Questo perché oggi tutti sanno condannare la Marcia su Roma, ma pochi sapevano che cosa fosse accaduto realmente.
Speriamo di aver fatto chiarezza.
Adesso però vogliamo esprimere un giudizio anche noi.
Nel primo dopoguerra l’Italia era sconvolta da una guerra civile strisciante, che lasciava vittime un po’ in tutto il Paese. Quattro anni di guerra avevano abbassato pesantemente il senso legalitario e il valore della vita.
Oggi sembra pura follia, ma allora non si facevano scrupoli a fare violenza, a rapinare, a uccidere, a distruggere.
D’altronde, come fai a obbligare i ragazzi a sparare per uccidere «legalmente» perché sei in guerra e poi pretendere che nel giro di qualche giorno tornino a vangare i campi o a lavorare serenamente in una catena di montaggio?
Poiché lo Stato preferiva non intervenire, nacquero le Bande Nere per contrastare le Bande Rosse e difendere i cittadini.
La differenza tra le bande rosse e quelle nere stava in più fattori.
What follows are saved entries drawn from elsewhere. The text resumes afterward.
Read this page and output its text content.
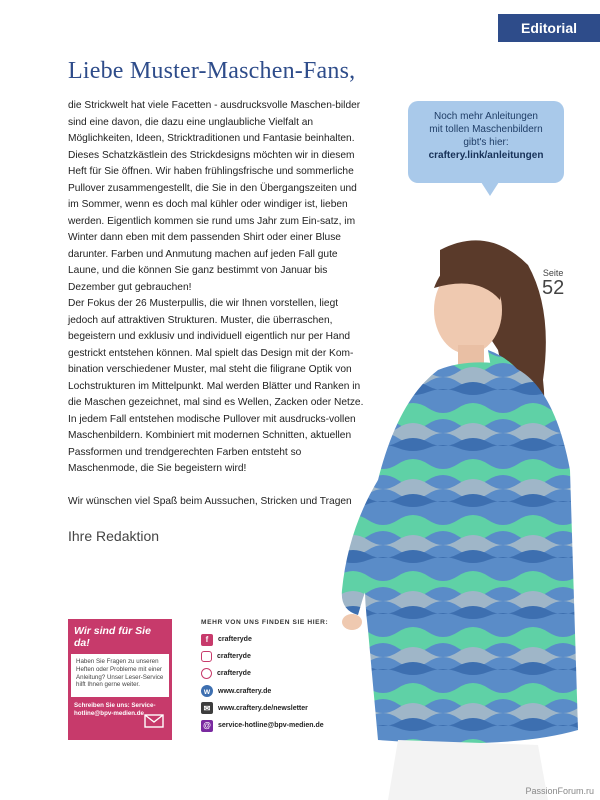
Editorial
Liebe Muster-Maschen-Fans,

die Strickwelt hat viele Facetten - ausdrucksvolle Maschen-bilder sind eine davon, die dazu eine unglaubliche Vielfalt an Möglichkeiten, Ideen, Stricktraditionen und Fantasie beinhalten. Dieses Schatzkästlein des Strickdesigns möchten wir in diesem Heft für Sie öffnen. Wir haben frühlingsfrische und sommerliche Pullover zusammengestellt, die Sie in den Übergangszeiten und im Sommer, wenn es doch mal kühler oder windiger ist, lieben werden. Eigentlich kommen sie rund ums Jahr zum Ein-satz, im Winter dann eben mit dem passenden Shirt oder einer Bluse darunter. Farben und Anmutung machen auf jeden Fall gute Laune, und die können Sie ganz bestimmt von Januar bis Dezember gut gebrauchen!

Der Fokus der 26 Musterpullis, die wir Ihnen vorstellen, liegt jedoch auf attraktiven Strukturen. Muster, die überraschen, begeistern und exklusiv und individuell eigentlich nur per Hand gestrickt entstehen können. Mal spielt das Design mit der Kom-bination verschiedener Muster, mal steht die filigrane Optik von Lochstrukturen im Mittelpunkt. Mal werden Blätter und Ranken in die Maschen gezeichnet, mal sind es Wellen, Zacken oder Netze. In jedem Fall entstehen modische Pullover mit ausdrucks-vollen Maschenbildern. Kombiniert mit modernen Schnitten, aktuellen Passformen und trendgerechten Farben entsteht so Maschenmode, die Sie begeistern wird!

Wir wünschen viel Spaß beim Aussuchen, Stricken und Tragen

Ihre Redaktion
Noch mehr Anleitungen
mit tollen Maschenbildern
gibt's hier:
craftery.link/anleitungen
Seite
52
Wir sind für Sie da!
Haben Sie Fragen zu unseren Heften oder Probleme mit einer Anleitung? Unser Leser-Service hilft Ihnen gerne weiter.
Schreiben Sie uns: Service-hotline@bpv-medien.de
MEHR VON UNS FINDEN SIE HIER:
f	crafteryde
crafteryde
crafteryde
w	www.craftery.de
✉	www.craftery.de/newsletter
@ service-hotline@bpv-medien.de
PassionForum.ru
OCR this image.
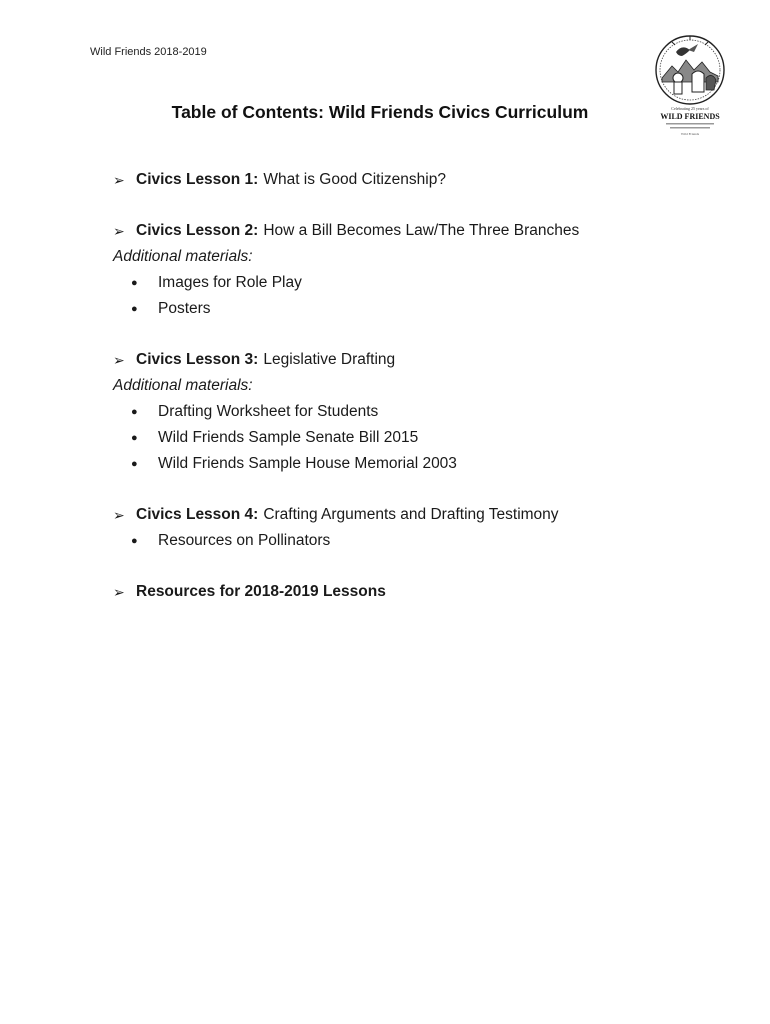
Wild Friends 2018-2019
Celebrating 25 years of
WILD FRIENDS
Wild Friends
Table of Contents: Wild Friends Civics Curriculum
➢ Civics Lesson 1: What is Good Citizenship?
➢ Civics Lesson 2: How a Bill Becomes Law/The Three Branches
Additional materials:
●	Images for Role Play
●	Posters
➢ Civics Lesson 3: Legislative Drafting
Additional materials:
●	Drafting Worksheet for Students
●	Wild Friends Sample Senate Bill 2015
●	Wild Friends Sample House Memorial 2003
➢ Civics Lesson 4: Crafting Arguments and Drafting Testimony
●	Resources on Pollinators
➢ Resources for 2018-2019 Lessons
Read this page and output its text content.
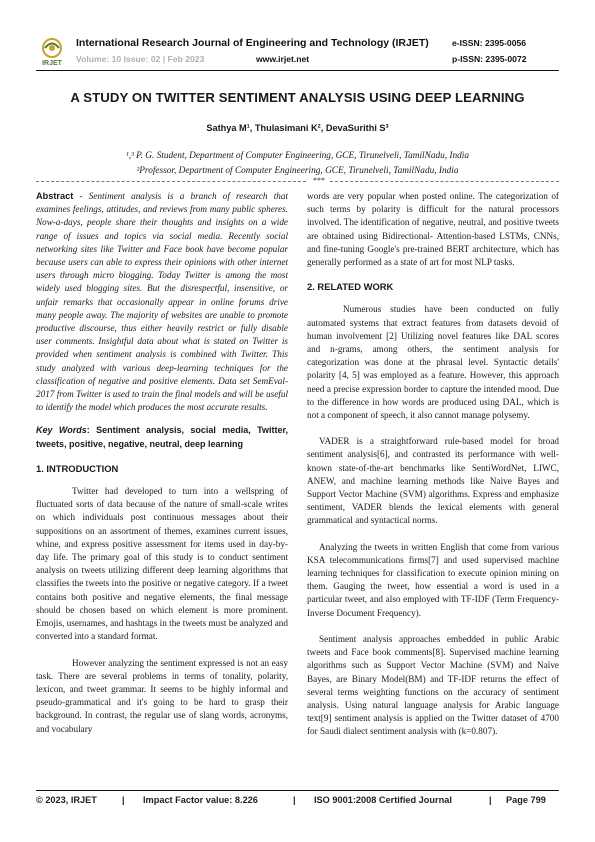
IRJET
International Research Journal of Engineering and Technology (IRJET)
Volume: 10 Issue: 02 | Feb 2023	www.irjet.net
e-ISSN: 2395-0056
p-ISSN: 2395-0072
A STUDY ON TWITTER SENTIMENT ANALYSIS USING DEEP LEARNING
Sathya M¹, Thulasimani K², DevaSurithi S³
¹,³ P. G. Student, Department of Computer Engineering, GCE, Tirunelveli, TamilNadu, India
²Professor, Department of Computer Engineering, GCE, Tirunelveli, TamilNadu, India
***

Abstract - Sentiment analysis is a branch of research that examines feelings, attitudes, and reviews from many public spheres. Now-a-days, people share their thoughts and insights on a wide range of issues and topics via social media. Recently social networking sites like Twitter and Face book have become popular because users can able to express their opinions with other internet users through micro blogging. Today Twitter is among the most widely used blogging sites. But the disrespectful, insensitive, or unfair remarks that occasionally appear in online forums drive many people away. The majority of websites are unable to promote productive discourse, thus either heavily restrict or fully disable user comments. Insightful data about what is stated on Twitter is provided when sentiment analysis is combined with Twitter. This study analyzed with various deep-learning techniques for the classification of negative and positive elements. Data set SemEval-2017 from Twitter is used to train the final models and will be useful to identify the model which produces the most accurate results.

Key Words: Sentiment analysis, social media, Twitter, tweets, positive, negative, neutral, deep learning

1. INTRODUCTION

Twitter had developed to turn into a wellspring of fluctuated sorts of data because of the nature of small-scale writes on which individuals post continuous messages about their suppositions on an assortment of themes, examines current issues, whine, and express positive assessment for items used in day-by-day life. The primary goal of this study is to conduct sentiment analysis on tweets utilizing different deep learning algorithms that classifies the tweets into the positive or negative category. If a tweet contains both positive and negative elements, the final message should be chosen based on which element is more prominent. Emojis, usernames, and hashtags in the tweets must be analyzed and converted into a standard format.

However analyzing the sentiment expressed is not an easy task. There are several problems in terms of tonality, polarity, lexicon, and tweet grammar. It seems to be highly informal and pseudo-grammatical and it's going to be hard to grasp their background. In contrast, the regular use of slang words, acronyms, and vocabulary

words are very popular when posted online. The categorization of such terms by polarity is difficult for the natural processors involved. The identification of negative, neutral, and positive tweets are obtained using Bidirectional- Attention-based LSTMs, CNNs, and fine-tuning Google's pre-trained BERT architecture, which has generally performed as a state of art for most NLP tasks.

2. RELATED WORK

Numerous studies have been conducted on fully automated systems that extract features from datasets devoid of human involvement [2] Utilizing novel features like DAL scores and n-grams, among others, the sentiment analysis for categorization was done at the phrasal level. Syntactic details' polarity [4, 5] was employed as a feature. However, this approach need a precise expression border to capture the intended mood. Due to the difference in how words are produced using DAL, which is not a component of speech, it also cannot manage polysemy.

VADER is a straightforward rule-based model for broad sentiment analysis[6], and contrasted its performance with well-known state-of-the-art benchmarks like SentiWordNet, LIWC, ANEW, and machine learning methods like Naive Bayes and Support Vector Machine (SVM) algorithms. Express and emphasize sentiment, VADER blends the lexical elements with general grammatical and syntactical norms.

Analyzing the tweets in written English that come from various KSA telecommunications firms[7] and used supervised machine learning techniques for classification to execute opinion mining on them. Gauging the tweet, how essential a word is used in a particular tweet, and also employed with TF-IDF (Term Frequency-Inverse Document Frequency).

Sentiment analysis approaches embedded in public Arabic tweets and Face book comments[8]. Supervised machine learning algorithms such as Support Vector Machine (SVM) and Naïve Bayes, are Binary Model(BM) and TF-IDF returns the effect of several terms weighting functions on the accuracy of sentiment analysis. Using natural language analysis for Arabic language text[9] sentiment analysis is applied on the Twitter dataset of 4700 for Saudi dialect sentiment analysis with (k=0.807).

© 2023, IRJET	| Impact Factor value: 8.226	| ISO 9001:2008 Certified Journal	| Page 799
Il primo è che i rossi non accettavano una guida, un comando. Quindi agivano di testa propria, senza un disegno ben preciso che andasse più in là dell’azione immediata. Per molti rossi perfino le elezioni andavano condannate perché erano una sorta di riconoscimento dello stato democratico
Le bande nere invece avevano una struttura gerarchica, propria di chi è stato nell’esercito. Quindi erano abituate a ricevere ordini. Ed eseguirli.
Ma soprattutto avevano una guida decisamente sopra la media: Benito Mussolini. Possiamo dire tutto quello che si vuole, ma certamente era un uomo politico sopra la media.
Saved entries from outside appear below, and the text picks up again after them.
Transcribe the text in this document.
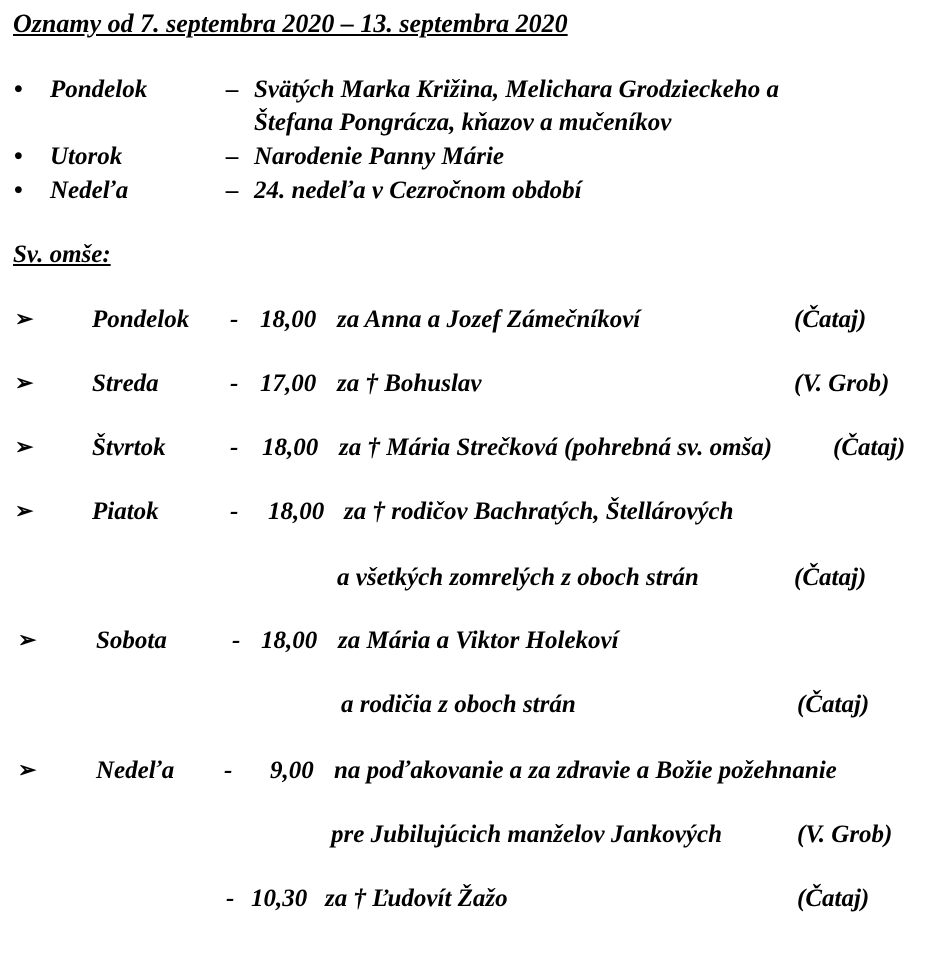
Oznamy od 7. septembra 2020 – 13. septembra 2020
• Pondelok	– Svätých Marka Križina, Melichara Grodzieckeho a
Štefana Pongrácza, kňazov a mučeníkov
• Utorok	– Narodenie Panny Márie
• Nedeľa	– 24. nedeľa v Cezročnom období
Sv. omše:
➢ Pondelok - 18,00 za Anna a Jozef Zámečníkoví	(Čataj)
➢ Streda	- 17,00 za † Bohuslav	(V. Grob)
➢ Štvrtok	- 18,00 za † Mária Strečková (pohrebná sv. omša) (Čataj)
➢ Piatok	- 18,00 za † rodičov Bachratých, Štellárových
a všetkých zomrelých z oboch strán	(Čataj)
➢ Sobota	- 18,00 za Mária a Viktor Holekoví
a rodičia z oboch strán	(Čataj)
➢ Nedeľa - 9,00 na poďakovanie a za zdravie a Božie požehnanie
pre Jubilujúcich manželov Jankových	(V. Grob)
- 10,30 za † Ľudovít Žažo	(Čataj)
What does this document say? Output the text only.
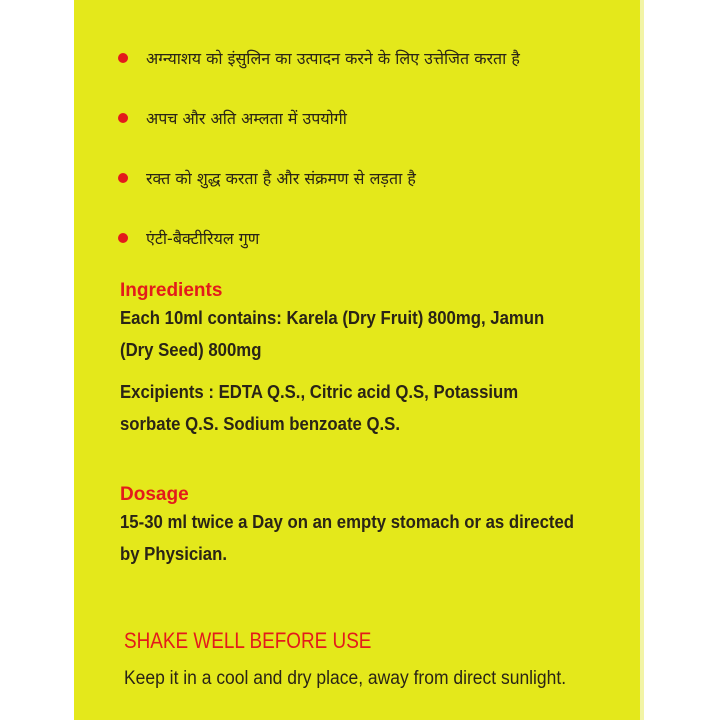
अग्न्याशय को इंसुलिन का उत्पादन करने के लिए उत्तेजित करता है
अपच और अति अम्लता में उपयोगी
रक्त को शुद्ध करता है और संक्रमण से लड़ता है
एंटी-बैक्टीरियल गुण
Ingredients
Each 10ml contains: Karela (Dry Fruit) 800mg, Jamun
(Dry Seed) 800mg
Excipients : EDTA Q.S., Citric acid Q.S, Potassium
sorbate Q.S. Sodium benzoate Q.S.
Dosage
15-30 ml twice a Day on an empty stomach or as directed
by Physician.
SHAKE WELL BEFORE USE
Keep it in a cool and dry place, away from direct sunlight.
Lo stesso Lenin aveva criticato i comunisti italiani, dicendo «In Italia avevate un solo rivoluzionario, e voi ve lo siete fatto sfuggire». Si riferiva a Mussolini.
Senza Marcia su Roma, il Duce non sarebbe mai diventato presidente del Consiglio, con i suoi soli 40 seggi.
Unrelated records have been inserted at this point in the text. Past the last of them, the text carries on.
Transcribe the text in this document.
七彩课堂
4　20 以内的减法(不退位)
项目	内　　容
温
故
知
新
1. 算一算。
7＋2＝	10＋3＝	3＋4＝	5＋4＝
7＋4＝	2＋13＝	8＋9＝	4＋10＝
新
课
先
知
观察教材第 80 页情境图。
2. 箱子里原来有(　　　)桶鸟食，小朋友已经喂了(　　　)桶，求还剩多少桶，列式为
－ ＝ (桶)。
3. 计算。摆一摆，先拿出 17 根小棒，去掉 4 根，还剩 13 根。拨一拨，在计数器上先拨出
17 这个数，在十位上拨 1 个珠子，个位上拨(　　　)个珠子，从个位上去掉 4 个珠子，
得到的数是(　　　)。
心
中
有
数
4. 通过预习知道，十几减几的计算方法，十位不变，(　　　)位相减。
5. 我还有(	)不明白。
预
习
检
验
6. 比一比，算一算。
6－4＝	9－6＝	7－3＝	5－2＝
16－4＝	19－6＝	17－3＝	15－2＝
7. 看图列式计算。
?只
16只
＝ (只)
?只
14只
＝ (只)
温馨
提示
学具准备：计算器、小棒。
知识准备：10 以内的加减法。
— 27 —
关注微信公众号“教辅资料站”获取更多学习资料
Grazie al Re, assunse l’incarico in una situazione decisamente eversiva, ma alla fin dei conti coerentemente con la democrazia di allora.
Altro che la fiducia del Parlamento… Nel suo primo discorso alla Camera, Mussolini aveva detto che avrebbe mandato a casa i parlamentari. E i parlamentari lo applaudirono… A Parte Matteotti.
Già. Proprio Matteotti segnò il passaggio da democrazia a dittatura. Oggi, dopo l’uccisione di un deputato che, direttamente o indirettamente veniva quantomeno fatta risalire a lui, Mussolini avrebbe dovuto dimettersi. Punto e basta.
E invece, la dittatura cominciò da lì.
Come fu possibile? E qui sta un altro punto fondamentale. Allora la Costituzione poteva essere cambiata con la facilità con cui si cambia uno statuto condominiale. Oggi, come abbiamo visto, sarebbe del tutto impossibile.
Per concludere, la solidità della Costituzione è l’unica garanzia di una vera democrazia.
E quando vediamo paesi come la Russia e la Cina che, per consentire al leader di continuare a governare, modificano la costituzione a piacimento, vediamo subito la differenza tra chi ha una democrazia solida e chi non ce l’ha. E annusiamo il pericolo.
Sì, perché alla lunga un capo del governo deve andare a casa.
Mussolini nei primi anni di governo fece cose strabilianti. Sanò il debito pubblico, rivalutò la Lira, ridusse la disoccupazione, impose la pace nel Paese. I capi di stato stranieri arrivarono a dire che l’Italia era fortunata ad avere un capo come lui.
Ma divenne un dittatore. E come tutti i dittatori fu deleterio. E portò il Paese al disastro.
Il regalo che ci hanno fatto i padri fondatori della Repubblica Italiana dandoci una Costituzione così bella e intoccabile, è il simbolo della resurrezione di un Paese che per 20 anni aveva visto calpestare tutti i valori.